No menu items!

China’s automated ports are the first in the world

Share This Post

- Advertisement -

From

- Advertisement -

George Castro

International analyst

- Advertisement -

Mega container transporters capable of carrying loads of 220,000 tons – which is equivalent to 24,000 units – cover more than 80% of international trade in 2023especially those that unite the Asian continent with Europe and the United States, with its epicenter in the People’s Republic.

This the trend towards gigantism has been developing since the 1990s; and that is why the size of these megatransports has multiplied by 4 in the last 25 years.

The problem facing these shipping giants is not their energy efficiency, nor their ever-shrinking cost structure, as their enormous size systematically increases these benefits.

Its unique structural discrepancy it is the growing impossibility of using the great communication routes between oceans and seas, such as the Suez or Panama canals.

About two weeks ago, one of these supercontainers ran aground at the head of the Suez Canal, and blocked for more than a week all international trade between the Mediterranean and the Red Seawhich meant that 326 large vessels were paralyzed in that period on both sides of the Canal, with their costs multiplying and a formidable disruption of trade between Europe and Asia, especially Germany on one side, and China on the other .

The People’s Republic is the second largest economy in the world (19.6 trillion US dollars/19% of global GDP), and the main trading power on the planet – the first in exports and the second in foreign purchases -, with a trade international which reached $6.1 trillion last year.

China estimates it will import $40 billion over the next 15 years, including $30 billion in goods and $10 billion in services.

That is why it is absolutely consistent that the People’s Republic is located world leader in large advanced portscapable of receiving and processing mega-container shipments each carrying more than 220,000 tons.

The calculation to be made is as follows: all Southeast Asian countries, excluding China and including Japan, have a total of 31 ports capable of receiving and processing supercontainers, while the People’s Republic has 76 fully automated terminalsin which a combination of Artificial Intelligence and the Internet of Things predominates.

In short, China’s competitive capacity in international trade is truly overwhelming; and this is due, among other things, to the fact that the People’s Republic has invested over $40,000 million in the construction/digitalization of all its ports between 2016 and 2021and plans to spend a similar amount on the same goal over the next 10 years.

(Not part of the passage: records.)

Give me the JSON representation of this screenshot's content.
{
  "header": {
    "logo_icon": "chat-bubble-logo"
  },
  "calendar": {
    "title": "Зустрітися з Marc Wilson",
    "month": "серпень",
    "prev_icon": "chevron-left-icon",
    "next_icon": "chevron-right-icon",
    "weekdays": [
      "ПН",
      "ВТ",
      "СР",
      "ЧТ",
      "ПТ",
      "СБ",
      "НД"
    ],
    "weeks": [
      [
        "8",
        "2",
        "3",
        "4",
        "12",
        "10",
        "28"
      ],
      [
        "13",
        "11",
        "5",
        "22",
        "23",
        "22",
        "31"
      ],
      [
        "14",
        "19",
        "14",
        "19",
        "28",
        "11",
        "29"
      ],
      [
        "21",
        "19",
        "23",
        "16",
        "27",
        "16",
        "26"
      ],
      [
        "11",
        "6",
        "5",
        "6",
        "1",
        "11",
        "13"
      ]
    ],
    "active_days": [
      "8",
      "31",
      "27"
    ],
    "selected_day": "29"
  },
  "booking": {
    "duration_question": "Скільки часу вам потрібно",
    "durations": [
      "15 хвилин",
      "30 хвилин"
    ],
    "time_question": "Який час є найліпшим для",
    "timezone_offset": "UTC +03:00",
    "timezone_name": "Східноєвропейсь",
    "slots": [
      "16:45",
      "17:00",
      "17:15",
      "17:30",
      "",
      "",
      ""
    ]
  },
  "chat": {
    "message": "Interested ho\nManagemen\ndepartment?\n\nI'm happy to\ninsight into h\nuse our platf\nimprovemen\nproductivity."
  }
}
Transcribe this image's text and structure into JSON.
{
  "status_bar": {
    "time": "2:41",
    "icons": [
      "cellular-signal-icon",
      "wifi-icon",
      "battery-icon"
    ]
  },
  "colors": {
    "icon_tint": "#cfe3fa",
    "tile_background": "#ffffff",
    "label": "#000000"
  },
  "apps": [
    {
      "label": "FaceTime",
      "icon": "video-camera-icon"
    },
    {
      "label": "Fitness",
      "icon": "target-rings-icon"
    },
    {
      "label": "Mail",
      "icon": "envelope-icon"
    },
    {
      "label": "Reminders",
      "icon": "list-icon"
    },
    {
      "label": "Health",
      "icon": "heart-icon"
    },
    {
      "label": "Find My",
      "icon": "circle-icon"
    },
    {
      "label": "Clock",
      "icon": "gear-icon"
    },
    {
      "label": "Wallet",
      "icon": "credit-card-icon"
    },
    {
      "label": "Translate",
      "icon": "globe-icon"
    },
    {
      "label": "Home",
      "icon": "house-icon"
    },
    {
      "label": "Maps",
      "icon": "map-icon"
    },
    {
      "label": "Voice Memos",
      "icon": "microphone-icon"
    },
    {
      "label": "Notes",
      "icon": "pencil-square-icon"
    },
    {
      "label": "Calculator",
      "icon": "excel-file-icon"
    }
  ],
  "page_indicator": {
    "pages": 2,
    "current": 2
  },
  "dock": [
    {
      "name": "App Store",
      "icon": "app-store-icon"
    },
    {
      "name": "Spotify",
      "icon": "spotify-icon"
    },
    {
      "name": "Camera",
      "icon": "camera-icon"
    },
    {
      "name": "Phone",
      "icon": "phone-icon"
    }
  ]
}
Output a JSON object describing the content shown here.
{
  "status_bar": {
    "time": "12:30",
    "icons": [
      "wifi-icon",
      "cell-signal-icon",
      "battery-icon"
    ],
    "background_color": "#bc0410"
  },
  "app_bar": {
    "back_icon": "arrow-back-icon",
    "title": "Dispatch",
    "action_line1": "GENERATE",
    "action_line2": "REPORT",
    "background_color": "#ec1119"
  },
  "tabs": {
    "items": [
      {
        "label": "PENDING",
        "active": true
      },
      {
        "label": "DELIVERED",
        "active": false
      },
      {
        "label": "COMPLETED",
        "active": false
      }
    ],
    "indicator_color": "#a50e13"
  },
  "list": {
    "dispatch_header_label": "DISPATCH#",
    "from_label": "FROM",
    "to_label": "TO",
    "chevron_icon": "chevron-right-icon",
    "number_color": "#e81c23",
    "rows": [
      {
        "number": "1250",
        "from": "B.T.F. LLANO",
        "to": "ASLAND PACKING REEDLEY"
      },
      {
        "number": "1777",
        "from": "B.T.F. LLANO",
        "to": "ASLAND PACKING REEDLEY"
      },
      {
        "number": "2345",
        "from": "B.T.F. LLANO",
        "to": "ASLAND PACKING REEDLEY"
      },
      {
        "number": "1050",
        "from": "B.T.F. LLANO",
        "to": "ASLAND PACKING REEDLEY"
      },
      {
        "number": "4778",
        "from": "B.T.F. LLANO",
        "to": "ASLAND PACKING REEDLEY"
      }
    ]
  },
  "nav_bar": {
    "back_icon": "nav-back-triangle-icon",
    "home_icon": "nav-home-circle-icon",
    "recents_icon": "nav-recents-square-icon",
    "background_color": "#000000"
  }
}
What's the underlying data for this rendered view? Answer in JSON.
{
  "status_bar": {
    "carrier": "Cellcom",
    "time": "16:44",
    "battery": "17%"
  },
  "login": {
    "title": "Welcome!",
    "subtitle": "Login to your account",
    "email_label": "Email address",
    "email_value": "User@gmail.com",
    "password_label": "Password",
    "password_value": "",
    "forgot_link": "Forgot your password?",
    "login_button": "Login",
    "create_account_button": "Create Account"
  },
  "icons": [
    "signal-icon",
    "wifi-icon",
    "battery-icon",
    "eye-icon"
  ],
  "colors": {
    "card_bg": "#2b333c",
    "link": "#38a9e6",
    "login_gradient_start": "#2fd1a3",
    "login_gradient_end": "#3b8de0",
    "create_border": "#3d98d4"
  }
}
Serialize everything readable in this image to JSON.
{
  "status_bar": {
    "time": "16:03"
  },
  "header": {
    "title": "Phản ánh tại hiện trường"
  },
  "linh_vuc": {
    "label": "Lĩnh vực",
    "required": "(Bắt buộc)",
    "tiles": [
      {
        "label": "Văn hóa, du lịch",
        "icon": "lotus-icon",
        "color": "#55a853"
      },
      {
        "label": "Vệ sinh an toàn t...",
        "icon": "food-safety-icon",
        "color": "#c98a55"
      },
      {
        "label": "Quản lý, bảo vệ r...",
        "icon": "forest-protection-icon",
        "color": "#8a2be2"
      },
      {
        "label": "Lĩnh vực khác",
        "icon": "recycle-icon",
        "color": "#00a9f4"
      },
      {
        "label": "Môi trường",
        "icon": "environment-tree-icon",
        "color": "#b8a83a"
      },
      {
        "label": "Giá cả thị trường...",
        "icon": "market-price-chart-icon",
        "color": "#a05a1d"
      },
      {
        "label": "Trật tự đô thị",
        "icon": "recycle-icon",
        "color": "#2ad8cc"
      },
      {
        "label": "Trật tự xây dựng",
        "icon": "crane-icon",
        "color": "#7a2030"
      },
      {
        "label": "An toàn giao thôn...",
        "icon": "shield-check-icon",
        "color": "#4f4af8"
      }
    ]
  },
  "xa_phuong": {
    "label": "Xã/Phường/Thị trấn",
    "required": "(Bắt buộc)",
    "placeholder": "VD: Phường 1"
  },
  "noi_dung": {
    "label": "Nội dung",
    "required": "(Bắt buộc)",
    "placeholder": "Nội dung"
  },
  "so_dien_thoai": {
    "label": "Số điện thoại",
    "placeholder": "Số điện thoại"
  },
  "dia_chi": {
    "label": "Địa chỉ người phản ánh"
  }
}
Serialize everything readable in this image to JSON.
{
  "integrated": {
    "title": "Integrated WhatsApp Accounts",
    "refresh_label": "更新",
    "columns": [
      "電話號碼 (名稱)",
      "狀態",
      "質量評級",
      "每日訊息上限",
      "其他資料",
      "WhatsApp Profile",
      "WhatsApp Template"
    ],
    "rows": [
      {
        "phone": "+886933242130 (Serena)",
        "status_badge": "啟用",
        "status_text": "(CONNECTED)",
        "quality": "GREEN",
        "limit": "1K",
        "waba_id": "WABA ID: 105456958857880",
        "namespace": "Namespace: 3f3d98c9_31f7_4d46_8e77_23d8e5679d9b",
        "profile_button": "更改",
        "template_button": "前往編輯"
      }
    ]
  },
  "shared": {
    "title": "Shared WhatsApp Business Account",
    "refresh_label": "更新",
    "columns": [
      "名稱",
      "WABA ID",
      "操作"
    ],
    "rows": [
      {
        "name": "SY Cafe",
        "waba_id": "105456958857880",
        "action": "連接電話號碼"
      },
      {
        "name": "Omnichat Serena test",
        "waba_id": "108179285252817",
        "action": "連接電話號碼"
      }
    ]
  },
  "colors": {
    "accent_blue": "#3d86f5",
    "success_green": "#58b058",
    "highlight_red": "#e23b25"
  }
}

This implies that the Chinese port system can receive and process, within a maximum period of 5 days, 275 million containers simultaneously, which is 80% more than the processing capacity of all ASEAN nations (Association of ASEAN. of Southeast Asian Countries); and you can do it with ports 3 and 4 times larger than those of the rest of Asia as a whole.

The port of Qingdao in northeastern China at its “Terminal C” alone can unload 4,323 containers per hour, which is equivalent to 5.2 million units per year; and this happens with a productivity that increases by 30% per year; AND uses only 9 highly skilled workers for this state-of-the-art exercise which control all multiple operations from a single fully automated centre, which operates both day and night.

For its part, the port of Tianjin (northern China) carries out its operations through a network of fully autonomous and automated cranes that unload containers and place them on 76 unmanned electric vehicleswho choose, through an artificial intelligence system, their own optimal routes to reach the waste deposits.

These vehicles, guided by super-precise GPS, move 1,200,000 containers a year; and all this It is carried out with a total of 200 workersamong others, highly qualified technicians and engineers of international standing.

Shanghai is the main port of China, and of the world, and is capable of processing 51 weekly shipments of supercontainers, which are usually bound for the American hemisphere, and mainly for the United States, where most arrive at the port of Long Beach in Los Angeles, where the waiting (or disembarkation) time is between 7 and 12 days, compared to Rotterdam – the large port of entry into Europe -, where processing a unit takes up to 6 days.

In contrast to all this is Ningbo Port, Shanghai which takes 1 to 3 days.

We must add that the ports of the People’s Republic operate around the clock while those on the west coast of the United States, especially Long Beach, operate only 112 hours every 7 days, with Mandatory holidays and unoccupied weekends.

The reason for China’s superior competitiveness in international trade at that time is structural in nature, and as such it has an irreversible meaning.